Si vous n’appréciez que les livres prédigérés dans lesquels les mots sont posés au hasard et dont le seul objectif est de fournir aux lecteurs paresseux une intrigue formatée avec des personnages balisés, passez votre chemin.
Ludovic Bablon n’a pas choisi la facilité commerciale, occidentale, mais l’entreprise littéraire. En lisant son “roman”, j’ai voyagé en apnée dans un univers poétique et exigeant, bien souvent bouleversant. Cette œuvre, dans laquelle l’auteur se livre sans compromis, parle de parcours, de mal être, de folies et d’humanité. Le chemin n’est pas toujours facile à suivre, et on peut regretter certaines longueurs. Mais si vous acceptez de perdre vos repères, de partir à la découverte de terres inconnues, une très belle rencontre vous attend. Merci donc à Ludovic pour cette expérience nouvelle et cet amour du verbe. Et pour une fois, je n'en dirai pas plus, l'auteur a raison : allez de vous même à sa rencontre, seule la lecture de son roman pourra vous faire comprendre ce que je ne saurais exprimer ici.
Vous pouvez également lire l'interview que l'auteur m'a accordée.
Extrait :
Ici radio dans-la-tête, et que personne ne bouge. L'info de ce soir est qu'une armée secrète d'oiseaux citadins mange du fer et tyrannise de dociles végétaux urbains. Faits souhaitables : absorption massive par la racine des plantes de résidus décomposés de benzodiazépines jetées par les habitants ; stationnement le plus court possible du véhicule de la maîtresse devant le domicile de l'amant, et génération automatique de simulacres d'amour; acceptation réciproque des déformations imaginaires d'autrui à l'aide du plus connivent des silences. Stop, j'ai dit. Que personne ne bouge.

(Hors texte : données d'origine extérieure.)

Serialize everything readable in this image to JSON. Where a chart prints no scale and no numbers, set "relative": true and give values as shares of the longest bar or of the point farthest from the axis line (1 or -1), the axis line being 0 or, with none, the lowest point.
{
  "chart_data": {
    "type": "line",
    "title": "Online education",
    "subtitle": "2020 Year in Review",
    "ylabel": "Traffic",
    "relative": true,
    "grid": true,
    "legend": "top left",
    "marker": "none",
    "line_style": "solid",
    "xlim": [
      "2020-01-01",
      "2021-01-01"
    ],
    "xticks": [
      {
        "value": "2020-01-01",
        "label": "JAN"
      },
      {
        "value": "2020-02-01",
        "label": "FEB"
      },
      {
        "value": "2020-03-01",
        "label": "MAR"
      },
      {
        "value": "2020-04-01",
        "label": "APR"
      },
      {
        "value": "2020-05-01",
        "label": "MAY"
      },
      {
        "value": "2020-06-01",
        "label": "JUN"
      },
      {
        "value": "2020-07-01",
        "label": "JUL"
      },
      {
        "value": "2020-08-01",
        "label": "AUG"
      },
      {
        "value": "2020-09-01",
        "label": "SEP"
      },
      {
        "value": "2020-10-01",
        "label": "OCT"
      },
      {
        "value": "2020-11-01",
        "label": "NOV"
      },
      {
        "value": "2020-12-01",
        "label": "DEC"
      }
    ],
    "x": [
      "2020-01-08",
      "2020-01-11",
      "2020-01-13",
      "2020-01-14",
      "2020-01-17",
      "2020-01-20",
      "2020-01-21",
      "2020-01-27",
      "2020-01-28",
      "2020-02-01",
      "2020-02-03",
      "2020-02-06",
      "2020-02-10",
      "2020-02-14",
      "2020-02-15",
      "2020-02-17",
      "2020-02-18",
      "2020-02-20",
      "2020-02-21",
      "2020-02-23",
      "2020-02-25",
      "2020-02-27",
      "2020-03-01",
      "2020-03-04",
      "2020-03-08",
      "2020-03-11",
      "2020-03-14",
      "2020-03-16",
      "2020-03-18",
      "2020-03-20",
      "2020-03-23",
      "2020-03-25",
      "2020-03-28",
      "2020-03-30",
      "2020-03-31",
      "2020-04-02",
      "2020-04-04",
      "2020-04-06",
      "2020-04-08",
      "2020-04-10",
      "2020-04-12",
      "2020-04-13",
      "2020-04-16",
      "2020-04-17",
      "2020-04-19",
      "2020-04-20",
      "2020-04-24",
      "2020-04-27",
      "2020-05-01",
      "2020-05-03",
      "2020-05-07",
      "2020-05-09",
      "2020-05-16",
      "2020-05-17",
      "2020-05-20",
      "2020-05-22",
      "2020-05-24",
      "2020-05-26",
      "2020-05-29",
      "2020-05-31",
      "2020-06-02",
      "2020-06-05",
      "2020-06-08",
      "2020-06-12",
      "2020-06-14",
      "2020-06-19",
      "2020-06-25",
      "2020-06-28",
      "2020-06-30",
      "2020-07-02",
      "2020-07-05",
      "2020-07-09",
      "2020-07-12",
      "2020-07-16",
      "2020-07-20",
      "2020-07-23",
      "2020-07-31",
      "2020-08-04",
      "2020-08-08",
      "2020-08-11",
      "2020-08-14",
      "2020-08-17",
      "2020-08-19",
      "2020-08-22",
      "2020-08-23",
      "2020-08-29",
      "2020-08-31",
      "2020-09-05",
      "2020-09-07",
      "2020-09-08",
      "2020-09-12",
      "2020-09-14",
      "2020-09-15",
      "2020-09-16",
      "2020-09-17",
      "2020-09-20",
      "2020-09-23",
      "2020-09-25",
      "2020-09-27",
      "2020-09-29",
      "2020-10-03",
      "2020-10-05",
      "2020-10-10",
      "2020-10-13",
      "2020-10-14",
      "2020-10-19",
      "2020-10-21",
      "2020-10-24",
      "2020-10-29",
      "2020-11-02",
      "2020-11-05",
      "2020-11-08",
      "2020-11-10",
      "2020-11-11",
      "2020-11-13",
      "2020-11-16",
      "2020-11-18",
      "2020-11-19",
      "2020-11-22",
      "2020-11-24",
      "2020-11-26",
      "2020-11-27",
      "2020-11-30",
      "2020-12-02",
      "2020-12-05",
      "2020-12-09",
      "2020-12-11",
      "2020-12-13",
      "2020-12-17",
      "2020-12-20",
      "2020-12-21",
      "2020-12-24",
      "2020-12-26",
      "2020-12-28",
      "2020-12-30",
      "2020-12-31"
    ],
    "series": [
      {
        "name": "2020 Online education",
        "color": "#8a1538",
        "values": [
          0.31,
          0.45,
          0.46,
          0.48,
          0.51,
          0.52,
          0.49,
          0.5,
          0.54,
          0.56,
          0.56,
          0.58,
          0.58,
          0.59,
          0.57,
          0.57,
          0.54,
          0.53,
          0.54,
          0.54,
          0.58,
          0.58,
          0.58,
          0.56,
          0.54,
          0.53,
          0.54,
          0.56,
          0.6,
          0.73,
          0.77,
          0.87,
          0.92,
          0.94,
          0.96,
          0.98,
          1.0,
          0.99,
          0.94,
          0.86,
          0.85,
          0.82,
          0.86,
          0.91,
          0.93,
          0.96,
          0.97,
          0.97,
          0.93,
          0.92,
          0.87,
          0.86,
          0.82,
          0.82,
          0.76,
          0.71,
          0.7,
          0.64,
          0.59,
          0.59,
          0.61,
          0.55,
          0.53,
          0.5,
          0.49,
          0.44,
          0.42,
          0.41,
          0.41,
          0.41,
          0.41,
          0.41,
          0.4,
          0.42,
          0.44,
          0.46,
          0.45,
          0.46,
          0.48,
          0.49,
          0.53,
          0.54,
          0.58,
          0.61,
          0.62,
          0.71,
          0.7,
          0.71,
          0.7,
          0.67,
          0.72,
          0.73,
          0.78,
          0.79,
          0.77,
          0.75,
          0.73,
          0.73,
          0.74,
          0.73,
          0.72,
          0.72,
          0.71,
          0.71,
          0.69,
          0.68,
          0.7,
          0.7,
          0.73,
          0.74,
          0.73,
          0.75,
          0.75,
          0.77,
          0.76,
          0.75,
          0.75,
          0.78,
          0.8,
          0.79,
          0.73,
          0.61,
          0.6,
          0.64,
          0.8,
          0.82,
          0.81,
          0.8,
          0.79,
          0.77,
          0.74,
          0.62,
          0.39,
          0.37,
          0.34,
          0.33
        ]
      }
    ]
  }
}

Ici radio vivant, en direct de l'étrangeté, ce soir. Nous écoutons mais nos voix ne passent pas. Nous sommes des millions d'êtres bloqués les uns contre les autres à nous enfariner, à boire le lait au sein de l'existence. La diffusion est : sept jours sur sept. La semaine est une femme malchanceuse accouchant chaque lundi de portées septuplées. C'est trop pour une seule femme. Nous nous occupons de ces enfants. Chaque jour, nous nous levons exprès pour dire, Journée, voici ton lait que tu bois à mon sein; nous déjeunons ensemble et nous travaillons, nous partons en voiture à cause de l'Europe, nous sommes assis sur des fauteuils, des chaises, dans des salles d'attente baignées par la musique de radio médecine infiltrant les meubles salopés en skaï. Le terrain que nous occupons et couvrons est chaque fois plus immense. Par vagues concentriques, à partir de nous-mêmes, nous établissons des bases de plus en plus lointaines. Dans la terre meuble, avec la mort occupée à manger par-dessous, le centre croule, en notre absence. Et il n'y a personne pour préserver le lieu à notre place. Quand nous sommes vieux, un très grand cercle nous appartient, dont nous faisons encore le tour à pas lents. Attention à la marche. D'un côté, ce n'est pas nous, de l'autre, ça ne l'est plus – et la chute est facile, et probable. Entre temps, tremblements.
Ici radio amour, l'un pleure et l'instant d'après, il pleure encore ; l'autre rit, et puis l'instant d'après, il réfléchit. Une émission réalisée avec la collaboration de l'air et de la lumière, la participation exclusive du carbone. Notre programme est toujours nouveau, bien que vous l'ayez déjà entendu l'année dernière. Il est rediffusé tard dans la nuit avec les phares des voitures, un bouchon à la frontière française, et dans une étable. Il met ses yeux sur elle puis dans elle. À 5 h du matin, après une nuit de travail, la joie d'entendre les oiseaux et d'aller se coucher. Nous ne rentrons pas toujours seuls, mais rarement accompagnés. Radio amour avec le sperme et les gestes et puis radio rêve avec toutes les absurdités qui débarquent.
Éditions Le Quartanier & Hogarth Press II – 171 pages
Le site de l’auteur.
Commentaires
dimanche 19 juin 2005 à 10h24
Merci Laurence pour cette belle présentation. Cette oeuvre pique ma curiosité, et je vais essayer de me procurer le livre ici. En espérant que ce soit possible.
dimanche 19 juin 2005 à 10h41
Avec plaisir Daniel, si j'ai bien compris, les Editions Le Quartanier sont Canadiennes. Tu devrais donc réussir à le trouver. Ce tirage n'ayant pas encore été trés médiatisé (ce qui ne devrait tarder), j'ai mis en lien le site de l'auteur sur lequel tu trouveras sans doute un bon de commande.